With the election season in full swing, political campaign signs have also hit the street and homes in full force around communities, including Gig Harbor.
However, one Gig Harbor resident Jay Johnson is not happy with signs mysteriously disappearing.
“You put them up one day and the next day, they’re gone,” he said. “It’s pretty bizarre.”
Unlike in the past, he said the signs are disappearing regardless of the party.
“It’s not just us. It’s everybody,” he said.
Johnson, who also serves as the campaign manager for 6th Congressional District GOP candidate Jesse Young, said he and his campaign volunteers have caught several people taking down signs without their permission.
He even found an area off the intersection of 24th Street NW and 14th Avenue NW that has become dumping grounds for political signs—both past and current.
Johnson said he learned about the area when he stopped to thank a Pierce County worker for mowing the grass around the political signs.
Removing campaign signs without permission is illegal, the confirms.
So far, Young’s campaign has put up about 8,000 signs throughout six counties from Aberdeen to Port Angeles, and a third of them have gone missing, Johnson said.
“I understand that the signs are ugly. I don’t like them,” he said. “But we got a process in this country in electing people, and one of the ways they get known is by putting up their signs. It’s an inexpensive way of contacting a large number of people.”
But when signs suddenly go missing, it can get pretty pricey.
According to Johnson, the cost of printing and assembling a single sign can run anywhere from $4 to $10.
“Not everybody can get a volunteer force together to do all the labor for free. So you have to pay somebody to put them out and even maintain them,” he said.
For candidates with smaller campaigns like Jerry Costello, who’s running for Pierce County Superior Court, Johnson said funding is typically produced out-of-pocket or from donations.

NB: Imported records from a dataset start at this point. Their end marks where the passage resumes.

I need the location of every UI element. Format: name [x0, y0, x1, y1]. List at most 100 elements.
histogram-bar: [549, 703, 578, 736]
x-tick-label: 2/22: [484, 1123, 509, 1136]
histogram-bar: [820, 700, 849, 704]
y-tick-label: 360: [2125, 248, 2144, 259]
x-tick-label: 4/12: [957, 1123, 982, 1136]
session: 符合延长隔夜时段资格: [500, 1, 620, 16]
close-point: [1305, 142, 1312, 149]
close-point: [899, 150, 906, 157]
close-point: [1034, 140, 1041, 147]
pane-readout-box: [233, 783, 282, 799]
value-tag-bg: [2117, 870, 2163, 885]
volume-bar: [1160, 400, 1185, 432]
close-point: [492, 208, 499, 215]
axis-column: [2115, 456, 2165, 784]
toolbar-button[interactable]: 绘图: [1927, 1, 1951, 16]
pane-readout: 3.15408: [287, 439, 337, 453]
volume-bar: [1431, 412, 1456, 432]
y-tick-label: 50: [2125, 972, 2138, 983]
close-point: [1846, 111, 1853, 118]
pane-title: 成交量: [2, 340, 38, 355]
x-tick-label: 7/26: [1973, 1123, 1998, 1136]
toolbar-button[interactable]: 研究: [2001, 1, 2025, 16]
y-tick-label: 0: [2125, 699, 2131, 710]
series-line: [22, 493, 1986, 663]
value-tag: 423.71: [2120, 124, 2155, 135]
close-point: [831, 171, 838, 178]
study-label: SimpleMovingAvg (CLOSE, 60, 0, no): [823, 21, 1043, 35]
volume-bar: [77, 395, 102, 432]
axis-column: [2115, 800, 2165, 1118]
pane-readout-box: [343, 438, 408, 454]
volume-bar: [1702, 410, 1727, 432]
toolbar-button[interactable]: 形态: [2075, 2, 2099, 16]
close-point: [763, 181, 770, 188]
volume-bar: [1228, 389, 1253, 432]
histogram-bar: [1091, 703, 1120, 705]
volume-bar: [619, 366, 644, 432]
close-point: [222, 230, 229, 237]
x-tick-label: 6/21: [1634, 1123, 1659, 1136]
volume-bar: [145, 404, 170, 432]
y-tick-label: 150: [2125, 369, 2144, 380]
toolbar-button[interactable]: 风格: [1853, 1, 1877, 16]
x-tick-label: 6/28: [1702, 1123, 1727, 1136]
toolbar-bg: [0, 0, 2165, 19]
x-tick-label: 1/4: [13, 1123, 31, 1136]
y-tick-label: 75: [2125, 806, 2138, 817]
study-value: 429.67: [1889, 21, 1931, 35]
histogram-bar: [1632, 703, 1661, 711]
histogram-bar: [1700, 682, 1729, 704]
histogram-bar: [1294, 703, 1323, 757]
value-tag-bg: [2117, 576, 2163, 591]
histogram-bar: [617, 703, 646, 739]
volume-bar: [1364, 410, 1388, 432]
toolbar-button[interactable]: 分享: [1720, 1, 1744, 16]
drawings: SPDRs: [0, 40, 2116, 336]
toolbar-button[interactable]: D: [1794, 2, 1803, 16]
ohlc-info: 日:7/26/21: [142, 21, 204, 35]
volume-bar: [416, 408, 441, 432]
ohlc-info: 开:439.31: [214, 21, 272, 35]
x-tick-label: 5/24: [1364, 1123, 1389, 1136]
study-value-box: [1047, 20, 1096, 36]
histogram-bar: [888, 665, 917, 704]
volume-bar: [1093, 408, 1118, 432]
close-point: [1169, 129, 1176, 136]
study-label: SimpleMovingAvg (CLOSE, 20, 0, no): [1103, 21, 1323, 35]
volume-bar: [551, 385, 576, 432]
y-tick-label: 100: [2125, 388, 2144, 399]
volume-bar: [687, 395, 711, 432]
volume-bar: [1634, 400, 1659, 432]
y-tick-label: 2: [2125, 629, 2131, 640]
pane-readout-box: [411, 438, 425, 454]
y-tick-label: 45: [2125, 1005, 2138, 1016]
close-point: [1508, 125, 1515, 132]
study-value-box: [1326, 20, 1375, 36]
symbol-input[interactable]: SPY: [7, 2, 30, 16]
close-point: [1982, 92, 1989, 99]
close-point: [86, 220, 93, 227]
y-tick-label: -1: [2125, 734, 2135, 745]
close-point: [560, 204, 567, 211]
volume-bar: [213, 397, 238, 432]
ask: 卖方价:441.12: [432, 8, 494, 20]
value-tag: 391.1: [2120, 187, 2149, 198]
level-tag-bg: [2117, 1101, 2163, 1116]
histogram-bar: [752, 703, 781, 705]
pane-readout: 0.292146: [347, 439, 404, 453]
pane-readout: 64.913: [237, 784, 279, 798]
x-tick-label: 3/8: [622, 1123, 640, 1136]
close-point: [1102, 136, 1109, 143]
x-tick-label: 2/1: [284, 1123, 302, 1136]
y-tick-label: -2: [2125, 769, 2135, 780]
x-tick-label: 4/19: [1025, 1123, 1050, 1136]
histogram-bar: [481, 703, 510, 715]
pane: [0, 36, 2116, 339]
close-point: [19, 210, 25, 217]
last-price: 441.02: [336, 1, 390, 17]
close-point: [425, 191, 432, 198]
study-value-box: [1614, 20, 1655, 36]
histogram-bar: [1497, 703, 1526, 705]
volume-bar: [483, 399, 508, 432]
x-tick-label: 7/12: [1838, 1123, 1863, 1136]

“They don’t typically raise a whole lot of money so if they got to spend $7,000 to $8,000 on signs, that’s a lot of money for small campaigns,” he said.
On the other hand, Young's Democratic counterpart, Derek Kilmer's communications director Matthew Randazzo said they have not seen a signficant increase in missing signs.
“We’ve had a couple incidents, but nothing unusual,” he said. “It happens every campaign.”
For those who are counting down the days until the signs go away, parties are required to remove them within seven days after the Nov. 6 elections.